Le richieste del Garante hanno come oggetto la sussistenza di profilazione di utenti italiani. E, in caso affermativo, le modalità di svolgimento della profilazione e le finalità di raccolta dei dati.
Altro tema oggetto di richiesta di informazioni è l’uso di cookie e altri strumenti di tracciamento diversi da quelli tecnici: “La società dovrà indicare la base giuridica del trattamento (sia per gli utenti che abbiano creato un account sulla piattaforma sia per quelli non autenticati), la tipologia e la natura dei dati eventualmente raccolti, nonché le modalità tecniche per raccogliere il consenso e quale informativa sia stata resa agli utenti”.

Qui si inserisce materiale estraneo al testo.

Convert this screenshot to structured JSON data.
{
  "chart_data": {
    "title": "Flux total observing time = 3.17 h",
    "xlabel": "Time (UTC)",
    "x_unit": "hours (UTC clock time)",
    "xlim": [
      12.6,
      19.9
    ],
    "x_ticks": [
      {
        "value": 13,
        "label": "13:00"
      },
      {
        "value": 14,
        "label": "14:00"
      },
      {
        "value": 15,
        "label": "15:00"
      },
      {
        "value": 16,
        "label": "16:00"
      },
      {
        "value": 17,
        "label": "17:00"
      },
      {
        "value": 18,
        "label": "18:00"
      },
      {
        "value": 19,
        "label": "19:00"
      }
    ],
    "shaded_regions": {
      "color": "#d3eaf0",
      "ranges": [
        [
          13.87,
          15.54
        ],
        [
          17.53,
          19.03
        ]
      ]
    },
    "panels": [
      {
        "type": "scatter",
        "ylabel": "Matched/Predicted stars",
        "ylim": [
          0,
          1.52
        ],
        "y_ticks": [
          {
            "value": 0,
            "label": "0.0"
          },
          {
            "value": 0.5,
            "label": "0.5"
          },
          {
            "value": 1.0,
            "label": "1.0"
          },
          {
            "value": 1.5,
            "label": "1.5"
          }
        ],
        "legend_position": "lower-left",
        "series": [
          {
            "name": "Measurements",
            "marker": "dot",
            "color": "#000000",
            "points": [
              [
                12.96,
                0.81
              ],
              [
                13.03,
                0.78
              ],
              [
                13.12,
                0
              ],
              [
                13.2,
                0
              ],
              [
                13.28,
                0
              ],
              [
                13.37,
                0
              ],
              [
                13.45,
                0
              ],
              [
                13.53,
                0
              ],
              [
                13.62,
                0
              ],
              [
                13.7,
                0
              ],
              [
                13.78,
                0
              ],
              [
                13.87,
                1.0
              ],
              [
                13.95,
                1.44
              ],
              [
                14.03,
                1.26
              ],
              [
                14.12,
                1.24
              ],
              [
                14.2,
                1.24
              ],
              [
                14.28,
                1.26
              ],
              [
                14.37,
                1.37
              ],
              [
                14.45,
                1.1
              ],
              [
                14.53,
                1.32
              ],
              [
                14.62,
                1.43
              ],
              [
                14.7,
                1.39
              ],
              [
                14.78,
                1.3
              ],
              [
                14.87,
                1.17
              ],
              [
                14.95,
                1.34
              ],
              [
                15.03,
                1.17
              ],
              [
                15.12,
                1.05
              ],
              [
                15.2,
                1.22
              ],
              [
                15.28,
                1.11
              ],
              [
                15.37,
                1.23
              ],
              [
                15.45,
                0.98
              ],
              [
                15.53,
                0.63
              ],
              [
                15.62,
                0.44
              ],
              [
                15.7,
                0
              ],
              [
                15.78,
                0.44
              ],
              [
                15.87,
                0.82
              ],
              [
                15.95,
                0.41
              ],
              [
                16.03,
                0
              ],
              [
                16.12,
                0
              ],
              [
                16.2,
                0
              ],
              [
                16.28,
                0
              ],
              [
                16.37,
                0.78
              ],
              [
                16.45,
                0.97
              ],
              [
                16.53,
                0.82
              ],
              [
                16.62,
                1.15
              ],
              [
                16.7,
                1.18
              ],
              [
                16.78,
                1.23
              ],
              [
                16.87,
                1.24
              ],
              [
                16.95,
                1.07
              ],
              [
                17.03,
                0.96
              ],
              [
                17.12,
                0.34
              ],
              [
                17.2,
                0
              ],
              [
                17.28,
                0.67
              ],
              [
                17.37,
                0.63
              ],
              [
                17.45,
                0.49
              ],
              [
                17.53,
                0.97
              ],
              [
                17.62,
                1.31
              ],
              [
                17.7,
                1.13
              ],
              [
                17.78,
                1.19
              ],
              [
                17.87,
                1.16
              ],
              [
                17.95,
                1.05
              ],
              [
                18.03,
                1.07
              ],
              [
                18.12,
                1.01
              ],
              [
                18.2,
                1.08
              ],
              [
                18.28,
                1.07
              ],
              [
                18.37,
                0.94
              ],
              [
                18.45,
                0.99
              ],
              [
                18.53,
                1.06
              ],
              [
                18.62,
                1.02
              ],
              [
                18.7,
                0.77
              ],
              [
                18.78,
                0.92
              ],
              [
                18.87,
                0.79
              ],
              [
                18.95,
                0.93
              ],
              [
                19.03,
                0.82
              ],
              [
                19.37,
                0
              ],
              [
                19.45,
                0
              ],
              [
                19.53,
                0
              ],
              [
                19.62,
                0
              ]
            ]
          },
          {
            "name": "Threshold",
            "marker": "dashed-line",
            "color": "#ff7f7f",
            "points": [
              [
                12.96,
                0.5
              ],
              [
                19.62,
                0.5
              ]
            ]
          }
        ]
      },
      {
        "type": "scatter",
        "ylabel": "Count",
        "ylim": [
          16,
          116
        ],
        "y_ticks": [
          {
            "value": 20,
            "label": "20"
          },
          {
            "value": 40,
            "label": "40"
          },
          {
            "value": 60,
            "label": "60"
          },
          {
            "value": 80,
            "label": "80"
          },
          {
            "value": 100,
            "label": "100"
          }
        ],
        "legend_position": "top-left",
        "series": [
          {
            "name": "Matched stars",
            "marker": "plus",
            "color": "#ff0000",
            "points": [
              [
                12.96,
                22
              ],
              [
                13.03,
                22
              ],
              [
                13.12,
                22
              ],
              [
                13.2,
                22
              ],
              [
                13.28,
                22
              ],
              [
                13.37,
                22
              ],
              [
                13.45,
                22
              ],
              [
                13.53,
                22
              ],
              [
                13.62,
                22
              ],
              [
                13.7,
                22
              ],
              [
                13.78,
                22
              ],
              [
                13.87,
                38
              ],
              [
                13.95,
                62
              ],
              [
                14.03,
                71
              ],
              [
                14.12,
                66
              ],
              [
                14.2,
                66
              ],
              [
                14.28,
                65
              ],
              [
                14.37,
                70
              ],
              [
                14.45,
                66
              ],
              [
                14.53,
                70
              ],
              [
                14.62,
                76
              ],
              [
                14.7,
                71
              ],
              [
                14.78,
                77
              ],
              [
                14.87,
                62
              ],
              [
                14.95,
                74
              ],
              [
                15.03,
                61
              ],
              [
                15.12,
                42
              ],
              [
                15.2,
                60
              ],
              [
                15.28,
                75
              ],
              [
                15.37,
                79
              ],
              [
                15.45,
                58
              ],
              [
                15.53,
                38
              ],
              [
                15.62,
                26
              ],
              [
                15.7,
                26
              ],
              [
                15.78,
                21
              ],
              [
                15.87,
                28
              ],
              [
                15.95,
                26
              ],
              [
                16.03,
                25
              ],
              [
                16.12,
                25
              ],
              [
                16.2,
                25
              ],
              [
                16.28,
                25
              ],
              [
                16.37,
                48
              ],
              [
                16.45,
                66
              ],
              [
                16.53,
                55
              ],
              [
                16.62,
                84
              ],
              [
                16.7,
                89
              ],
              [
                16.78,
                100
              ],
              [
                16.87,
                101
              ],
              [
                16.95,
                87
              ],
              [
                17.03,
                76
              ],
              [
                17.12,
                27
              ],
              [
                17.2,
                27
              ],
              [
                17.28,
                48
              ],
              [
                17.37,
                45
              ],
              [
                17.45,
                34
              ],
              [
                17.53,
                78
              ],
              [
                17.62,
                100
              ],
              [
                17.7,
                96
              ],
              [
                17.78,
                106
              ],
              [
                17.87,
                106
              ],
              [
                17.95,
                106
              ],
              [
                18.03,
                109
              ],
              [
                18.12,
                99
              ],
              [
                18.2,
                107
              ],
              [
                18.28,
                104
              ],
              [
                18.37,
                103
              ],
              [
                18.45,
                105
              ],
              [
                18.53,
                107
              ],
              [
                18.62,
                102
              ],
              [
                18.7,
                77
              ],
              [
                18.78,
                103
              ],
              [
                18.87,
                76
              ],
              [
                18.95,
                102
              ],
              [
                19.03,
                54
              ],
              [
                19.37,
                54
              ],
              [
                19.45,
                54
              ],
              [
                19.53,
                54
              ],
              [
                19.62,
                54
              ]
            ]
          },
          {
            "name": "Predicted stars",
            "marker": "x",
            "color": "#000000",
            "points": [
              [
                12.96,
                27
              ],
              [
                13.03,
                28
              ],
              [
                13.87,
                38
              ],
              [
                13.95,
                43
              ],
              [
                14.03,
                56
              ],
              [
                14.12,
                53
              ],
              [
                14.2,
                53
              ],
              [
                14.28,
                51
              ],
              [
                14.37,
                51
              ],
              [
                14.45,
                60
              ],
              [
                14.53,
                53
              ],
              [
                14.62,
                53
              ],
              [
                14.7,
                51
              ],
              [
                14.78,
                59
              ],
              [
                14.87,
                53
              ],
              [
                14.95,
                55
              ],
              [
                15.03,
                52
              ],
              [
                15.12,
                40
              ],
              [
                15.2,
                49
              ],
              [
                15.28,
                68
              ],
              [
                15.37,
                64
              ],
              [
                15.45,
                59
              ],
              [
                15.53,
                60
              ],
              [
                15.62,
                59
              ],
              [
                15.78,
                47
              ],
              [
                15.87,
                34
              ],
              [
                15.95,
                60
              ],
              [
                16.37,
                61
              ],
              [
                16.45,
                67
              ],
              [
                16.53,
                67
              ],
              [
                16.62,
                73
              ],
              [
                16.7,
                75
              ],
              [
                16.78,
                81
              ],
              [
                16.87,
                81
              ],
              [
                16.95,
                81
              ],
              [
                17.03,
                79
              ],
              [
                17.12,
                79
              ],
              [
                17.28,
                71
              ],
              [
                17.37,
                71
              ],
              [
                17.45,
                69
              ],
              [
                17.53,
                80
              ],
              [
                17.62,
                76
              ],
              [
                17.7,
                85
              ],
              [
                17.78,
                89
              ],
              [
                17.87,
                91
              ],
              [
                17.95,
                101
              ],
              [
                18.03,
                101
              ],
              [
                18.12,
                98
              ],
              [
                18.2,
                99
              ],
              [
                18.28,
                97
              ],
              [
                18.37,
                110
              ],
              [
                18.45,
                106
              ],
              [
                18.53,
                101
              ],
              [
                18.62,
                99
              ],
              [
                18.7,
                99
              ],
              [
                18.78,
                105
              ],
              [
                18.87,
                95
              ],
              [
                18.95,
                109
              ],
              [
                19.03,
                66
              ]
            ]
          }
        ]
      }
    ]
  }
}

Tema delicatissimo, inoltre, è l’eventuale cessione dei dati a terzi: nel caso i dati siano comunicati a soggetti diversi, MG Freesites Ltd dovrà indicare i destinatari e chiarire se gli utenti ne erano stati informasti e se lo erano stati adeguatamente.
Inoltre è particolarmente delicato il tema dell’età degli utenti e il filtro per i minorenni.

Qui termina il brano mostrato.